The liberal Oregon Center for Public Policy (OCPP), in its never-ending quest to soak the well-off, is advocating a big change in how capital gains are taxed.
The problem is the idea is misguided, unworkable and would hit Oregon’s middle class as well.
And if If you think the federal tax code is complex and labyrinthine now, you ain’t seen nothin yet if mark-to-market is put in place.
In the name of addressing income inequality, OCPP is proposing that capital gains on assets be paid annually rather than when the assets are sold, as under current law. In other words, if the value of your assets such as stocks, bonds, real estate, a business, or even a work of art. goes up, you would owe taxes on the increase, even if you didn’t sell anything. The proposed approach is called “mark-to-market”.
“Oregon currently has several tax breaks favoring capital gains income that collectively cost the state more than $1 billion per budget period,” the OCPP says in a just posted issue brief. “Lawmakers should reject any proposal to further cut taxes on capital gains income and reign in tax breaks that benefit capital gains income.”
The current system “allows the wealthy to amass vast fortunes,” OCPP argues. “Because such assets are highly concentrated in the hands of the rich, the income produced by the sale of those assets flow to the top,” the issue brief says.
One major problem with the mark-to-market proposal is that, despite OCPP’s attempt to position it as a tax-the-rich idea, it would affect all investors.
OCPP’s proposal would also be a nightmare to implement, particularly because it would require taxpayers to value assets annually.
Changes in stock prices of publicly traded companies are usually easy to determine. Figuring the changing value of many other assets can be a lot tougher.
“Ownership of private businesses, artwork…and other luxuries, among other assets, are difficult to appraise,” according to the National Taxpayers Union Foundation. “These assets may have limited markets for them, or no markets at all, making valuation a guessing game. In such a scenario, naturally the incentive for a taxpayer will be to minimize the value of such assets while the incentive for revenue officials will be to maximize the value, setting up a highly-adversarial relationship that could lead to administrative difficulties from lack of independently-verifiable comparisons.”

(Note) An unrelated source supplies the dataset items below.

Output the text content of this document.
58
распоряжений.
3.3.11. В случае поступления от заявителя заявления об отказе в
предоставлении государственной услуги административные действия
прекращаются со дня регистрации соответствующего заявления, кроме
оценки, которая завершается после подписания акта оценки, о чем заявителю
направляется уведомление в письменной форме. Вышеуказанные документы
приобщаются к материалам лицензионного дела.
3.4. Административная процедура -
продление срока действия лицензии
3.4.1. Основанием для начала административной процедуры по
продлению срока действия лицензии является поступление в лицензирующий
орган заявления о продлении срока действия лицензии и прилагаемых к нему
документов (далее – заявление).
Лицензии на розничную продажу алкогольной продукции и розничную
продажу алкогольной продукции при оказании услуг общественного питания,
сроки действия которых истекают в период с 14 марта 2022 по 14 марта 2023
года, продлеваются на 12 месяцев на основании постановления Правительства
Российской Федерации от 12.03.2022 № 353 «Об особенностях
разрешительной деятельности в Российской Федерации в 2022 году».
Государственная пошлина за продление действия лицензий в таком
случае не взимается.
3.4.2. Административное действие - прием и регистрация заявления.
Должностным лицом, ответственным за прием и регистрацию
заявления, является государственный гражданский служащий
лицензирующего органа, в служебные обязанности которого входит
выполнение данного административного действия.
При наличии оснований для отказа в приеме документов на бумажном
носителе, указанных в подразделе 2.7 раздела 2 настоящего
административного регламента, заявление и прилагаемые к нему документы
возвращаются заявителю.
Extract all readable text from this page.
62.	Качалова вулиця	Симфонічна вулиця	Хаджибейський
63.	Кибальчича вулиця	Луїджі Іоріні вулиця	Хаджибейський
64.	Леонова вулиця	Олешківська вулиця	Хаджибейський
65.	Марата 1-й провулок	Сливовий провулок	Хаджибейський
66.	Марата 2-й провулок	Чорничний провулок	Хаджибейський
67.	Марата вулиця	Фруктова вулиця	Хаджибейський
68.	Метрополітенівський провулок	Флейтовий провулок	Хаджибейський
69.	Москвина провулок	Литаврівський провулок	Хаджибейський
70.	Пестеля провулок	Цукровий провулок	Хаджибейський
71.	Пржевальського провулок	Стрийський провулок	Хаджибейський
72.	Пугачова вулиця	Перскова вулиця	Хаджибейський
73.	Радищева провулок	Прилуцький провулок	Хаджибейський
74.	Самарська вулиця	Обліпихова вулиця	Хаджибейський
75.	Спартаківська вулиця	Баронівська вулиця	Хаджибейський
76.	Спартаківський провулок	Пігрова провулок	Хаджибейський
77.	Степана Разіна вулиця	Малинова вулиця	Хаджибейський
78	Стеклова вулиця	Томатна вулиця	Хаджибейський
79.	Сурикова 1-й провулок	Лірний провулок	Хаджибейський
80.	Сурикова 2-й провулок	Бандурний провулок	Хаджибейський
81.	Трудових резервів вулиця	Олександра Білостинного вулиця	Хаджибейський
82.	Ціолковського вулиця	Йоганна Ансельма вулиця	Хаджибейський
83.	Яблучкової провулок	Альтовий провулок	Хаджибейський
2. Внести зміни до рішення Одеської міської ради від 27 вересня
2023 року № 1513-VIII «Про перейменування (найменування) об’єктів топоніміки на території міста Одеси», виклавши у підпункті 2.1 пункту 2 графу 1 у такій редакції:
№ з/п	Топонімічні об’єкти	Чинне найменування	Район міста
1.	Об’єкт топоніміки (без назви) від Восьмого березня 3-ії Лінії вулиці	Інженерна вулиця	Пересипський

OCPP’s proposal could also artificially drive down market prices. Savvy stock market investors, knowing their taxes will be impacted by their portfolio’s value at the end of each year, will be inclined to sell assets, driving down stock prices to minimize tax liability.
In an October 28, 2021 paper, the Congressional Research Service said another concern about mark-to-market is liquidity. Some high-income individuals may have no problem coming up with the necessary cash. Others, particularly middle-income taxpayers, might have a hard time doing so.
As S-Corporation Association of America put it, “…unrealized gains are not income. You can’t spend them. If you could, they’d be realized gains. And while the (Washington) Post and other observers are fond of talking up the ability of billionaires to borrow, most S corporation owners don’t have unlimited borrowing capacity. Depending on how leveraged their business is, they might have no capacity at all.”
Or as the National Taxpayers Union Foundation has opined, “Just because an investor’s underlying assets appreciate in a given year does not mean that the investor has sufficient cash to pay any tax liability.”
In short, OCPP’s mark-to-market proposal is a half-baked idea. It deserves a quick demise.
On Jan. 17, 2023, the Washington Post reported that a group of legislators in statehouses across the country has coordinated to introduce bills simultaneously in seven states later this week, with the same goal of raising taxes on the rich.
“The point here is to make sure we do at the state level what is not being done at the federal level,” said Gustavo Rivera (D), a New York state senator who is part of the seven-state group.
The state legislators said they would like to try such ideas as a test case for future national policy while acting collectively to minimize the threat of people moving to a nearby lower-tax state. Sponsors told The Washington Post that they will introduce their bills on Thursday, January 19, in California, Connecticut, Hawaii, Illinois, Maryland, New York and Washington.,
Skeptics of wealth taxes say the idea might be even worse on a state level than a national level, since the rich can easily move to another state, the Post reported.
“High net-worth individuals are fairly mobile, and it is much easier to change residency to another state than it is to leave the country,” said Jared Walczak, who works on state tax policy at the right-leaning Tax Foundation.
In addition, he says, assessing the value of a person’s wealth would be challenging for state bureaucrats and sometimes lead to unfair results, as in the case of Silicon Valley founders, whose companies may have huge valuations on paper that are hard to assess or tax in a straightforward way.
“Just because a company might sell for hundreds of millions of dollars in the future doesn’t mean that its current owners have any significant wealth,” Walczak said. The on-paper net worth of billionaires fluctuates drastically as companies’ stock prices or valuations rise and fall, making it hard to figure out how much they should pay if taxed on that wealth, he added.
In four states, lawmakers say they will float versions of a tax on wealthy people’s holdings, or so-called “mark-to-market” taxes on their unrealized capital gains. But other states will pitch more conventional tax proposals.